La décision, rendue publique aujourd'hui, donne raison à l'opérateur qui exploite la bannière Wind Mobile.
Sa structure a soulevé un gros débat parce que la réglementation canadienne empêche habituellement une entreprise étrangère de détenir plus de 20% d'une compagnie de télécoms.
Or, le géant égyptien Orascom possède directement et indirectement les droits de vote sur près de 47% de Globalive.
«Nous et nos 300 000 clients sommes satisfaits de cette décision», a indiqué Anthony Lacavera, président de Globalive.
«Nous avons toujours maintenu nos services et avec la restauration de ce décret du gouvernement, nous avons hâte de reprendre la compétition pour le marché», a-t-il ajouté.

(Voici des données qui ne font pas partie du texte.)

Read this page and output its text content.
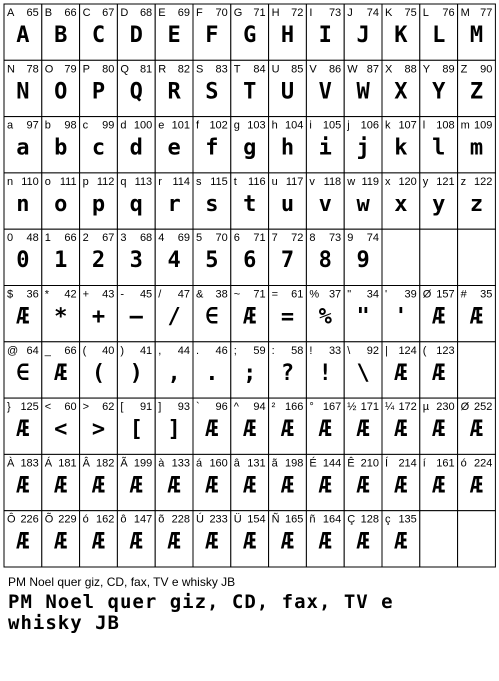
A 65
A
B 66
B
C 67
C
D 68
D
E 69
E
F 70
F
G 71
G
H 72
H
I 73
I
J 74
J
K 75
K
L 76
L
M 77
M
N 78
N
O 79
O
P 80
P
Q 81
Q
R 82
R
S 83
S
T 84
T
U 85
U
V 86
V
W 87
W
X 88
X
Y 89
Y
Z 90
Z
a 97
a
b 98
b
c 99
c
d 100
d
e 101
e
f 102
f
g 103
g
h 104
h
i 105
i
j 106
j
k 107
k
l 108
l
m 109
m
n 110
n
o 111
o
p 112
p
q 113
q
r 114
r
s 115
s
t 116
t
u 117
u
v 118
v
w 119
w
x 120
x
y 121
y
z 122
z
0 48
0
1 66
1
2 67
2
3 68
3
4 69
4
5 70
5
6 71
6
7 72
7
8 73
8
9 74
9
$ 36
Æ
* 42
*
+ 43
+
- 45
—
/ 47
/
& 38
∈
~ 71
Æ
= 61
=
% 37
%
" 34
"
' 39
'
Ø 157
Æ
# 35
Æ
@ 64
∈
_ 66
Æ
( 40
(
) 41
)
, 44
,
. 46
.
; 59
;
: 58
?
! 33
!
\ 92
\
| 124
Æ
( 123
Æ
} 125
Æ
< 60
<
> 62
>
[ 91
[
] 93
]
` 96
Æ
^ 94
Æ
² 166
Æ
° 167
Æ
½ 171
Æ
¼ 172
Æ
µ 230
Æ
Ø 252
Æ
À 183
Æ
Á 181
Æ
Â 182
Æ
Ã 199
Æ
à 133
Æ
á 160
Æ
â 131
Æ
ã 198
Æ
É 144
Æ
Ê 210
Æ
Í 214
Æ
í 161
Æ
ó 224
Æ
Ô 226
Æ
Õ 229
Æ
ó 162
Æ
ô 147
Æ
õ 228
Æ
Ú 233
Æ
Ü 154
Æ
Ñ 165
Æ
ñ 164
Æ
Ç 128
Æ
ç 135
Æ
PM Noel quer giz, CD, fax, TV e whisky JB
PM Noel quer giz, CD, fax, TV e
whisky JB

En février dernier, la Cour fédérale avait indiqué que le gouvernement avait commis deux erreurs dans son raisonnement autorisant l’octroi d’une licence à Wind Mobile.

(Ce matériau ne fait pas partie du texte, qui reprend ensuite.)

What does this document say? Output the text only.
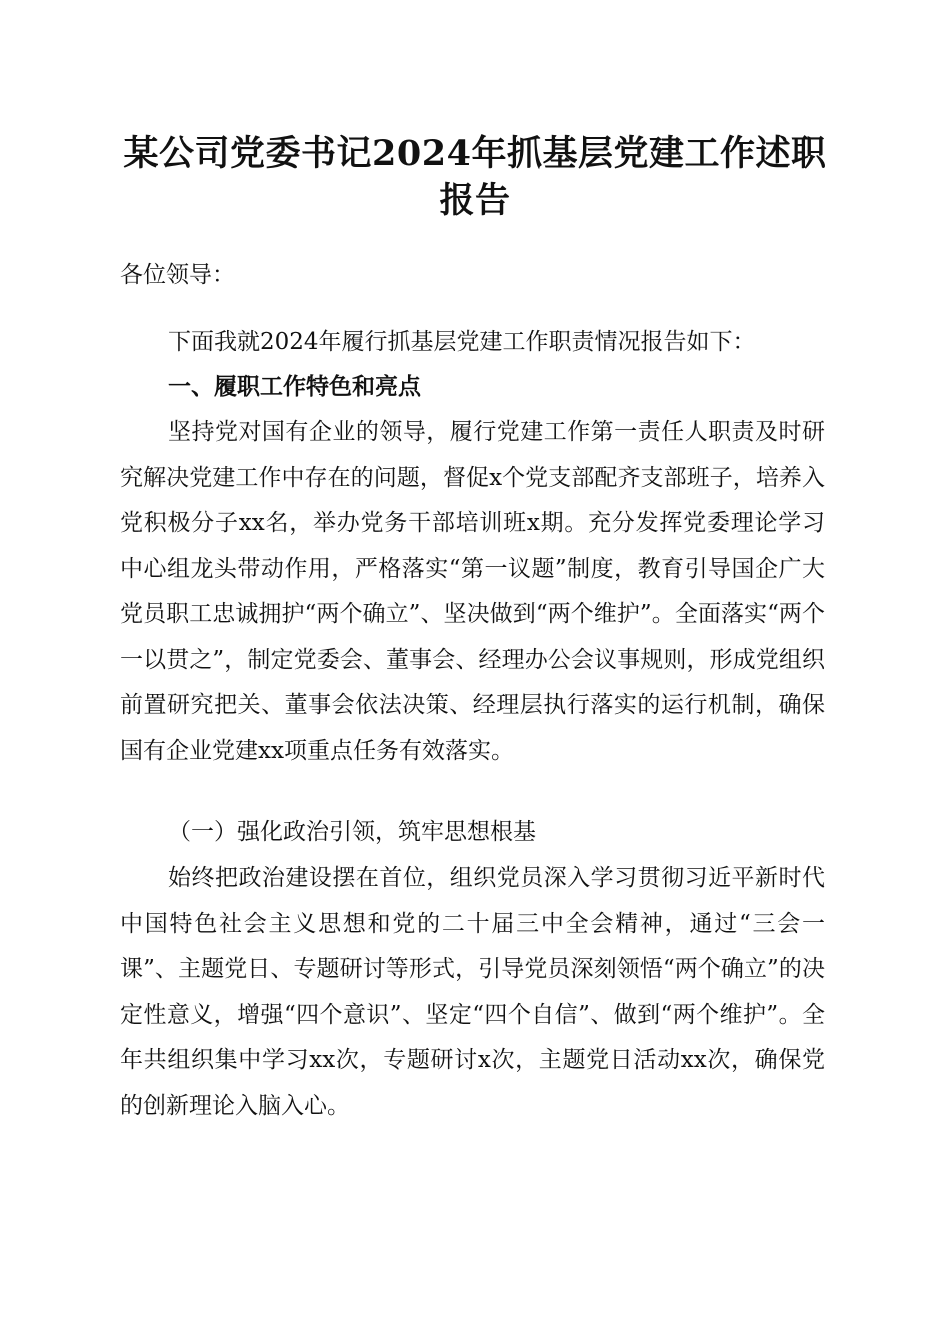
某公司党委书记2024年抓基层党建工作述职报告

各位领导：

下面我就2024年履行抓基层党建工作职责情况报告如下：

一、履职工作特色和亮点

坚持党对国有企业的领导，履行党建工作第一责任人职责及时研究解决党建工作中存在的问题，督促x个党支部配齐支部班子，培养入党积极分子xx名，举办党务干部培训班x期。充分发挥党委理论学习中心组龙头带动作用，严格落实“第一议题”制度，教育引导国企广大党员职工忠诚拥护“两个确立”、坚决做到“两个维护”。全面落实“两个一以贯之”，制定党委会、董事会、经理办公会议事规则，形成党组织前置研究把关、董事会依法决策、经理层执行落实的运行机制，确保国有企业党建xx项重点任务有效落实。

（一）强化政治引领，筑牢思想根基

始终把政治建设摆在首位，组织党员深入学习贯彻习近平新时代中国特色社会主义思想和党的二十届三中全会精神，通过“三会一课”、主题党日、专题研讨等形式，引导党员深刻领悟“两个确立”的决定性意义，增强“四个意识”、坚定“四个自信”、做到“两个维护”。全年共组织集中学习xx次，专题研讨x次，主题党日活动xx次，确保党的创新理论入脑入心。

Maintenant, le grand patron de Public Mobile, Alek Krstajic, trouve que la situation n'est pas équitable. L'entreprise aimerait elle aussi ouvrir son capital aux étrangers.
«Si vous changez les règles, changez-les pour tout le monde, pas seulement pour Wind», dit M. Krstajic.

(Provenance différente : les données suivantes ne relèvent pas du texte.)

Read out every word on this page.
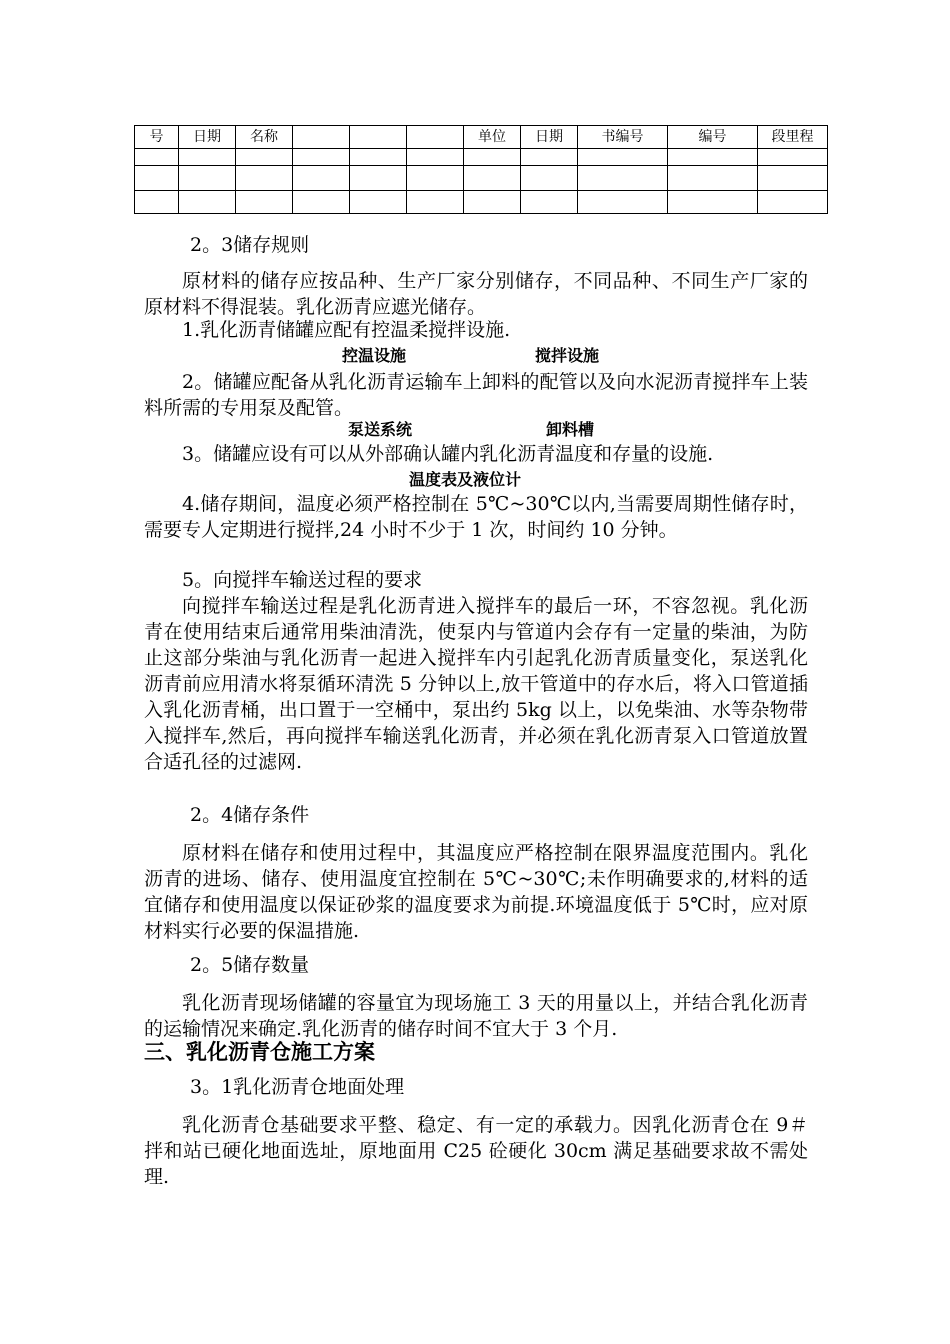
号	日期	名称				单位	日期	书编号	编号	段里程

2。3储存规则

原材料的储存应按品种、生产厂家分别储存，不同品种、不同生产厂家的原材料不得混装。乳化沥青应遮光储存。

1.乳化沥青储罐应配有控温柔搅拌设施.

控温设施	搅拌设施

2。储罐应配备从乳化沥青运输车上卸料的配管以及向水泥沥青搅拌车上装料所需的专用泵及配管。

泵送系统	卸料槽

3。储罐应设有可以从外部确认罐内乳化沥青温度和存量的设施.

温度表及液位计

4.储存期间，温度必须严格控制在 5℃~30℃以内,当需要周期性储存时，需要专人定期进行搅拌,24 小时不少于 1 次，时间约 10 分钟。

5。向搅拌车输送过程的要求

向搅拌车输送过程是乳化沥青进入搅拌车的最后一环，不容忽视。乳化沥青在使用结束后通常用柴油清洗，使泵内与管道内会存有一定量的柴油，为防止这部分柴油与乳化沥青一起进入搅拌车内引起乳化沥青质量变化，泵送乳化沥青前应用清水将泵循环清洗 5 分钟以上,放干管道中的存水后，将入口管道插入乳化沥青桶，出口置于一空桶中，泵出约 5kg 以上，以免柴油、水等杂物带入搅拌车,然后，再向搅拌车输送乳化沥青，并必须在乳化沥青泵入口管道放置合适孔径的过滤网.

2。4储存条件

原材料在储存和使用过程中，其温度应严格控制在限界温度范围内。乳化沥青的进场、储存、使用温度宜控制在 5℃~30℃;未作明确要求的,材料的适宜储存和使用温度以保证砂浆的温度要求为前提.环境温度低于 5℃时，应对原材料实行必要的保温措施.

2。5储存数量

乳化沥青现场储罐的容量宜为现场施工 3 天的用量以上，并结合乳化沥青的运输情况来确定.乳化沥青的储存时间不宜大于 3 个月.

三、乳化沥青仓施工方案
3。1乳化沥青仓地面处理

乳化沥青仓基础要求平整、稳定、有一定的承载力。因乳化沥青仓在 9＃拌和站已硬化地面选址，原地面用 C25 砼硬化 30cm 满足基础要求故不需处理.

Carmi Levy, analyste indépendant en télécoms, indique que la bataille juridique a eu un impact négligeable sur la popularité de Wind Mobile jusqu'ici.
«Wind poursuit la mise en marché agressive de sa marque et je doute que sa rentabilité ait souffert», résume-t-il.
Vers une réforme ?
La décision donne aussi le dernier mot au gouvernement conservateur de Stephen Harper, qui veut ouvrir la porte à la propriété étrangère en télécoms.
Iain Grant, analyste en télécoms au SeaBoard Group, estime justement qu'il est temps que le gouvernement fédéral «finisse le travail» en ouvrant la porte aux concurrents venant d'ailleurs.
La semaine dernière, le ministre de l'Industrie, Christian Paradis, a dit que les consultations à ce sujet étaient terminées. Il n'a toutefois donné aucune indication sur ce qu'Ottawa a l'intention de faire, sinon sur le moment choisi.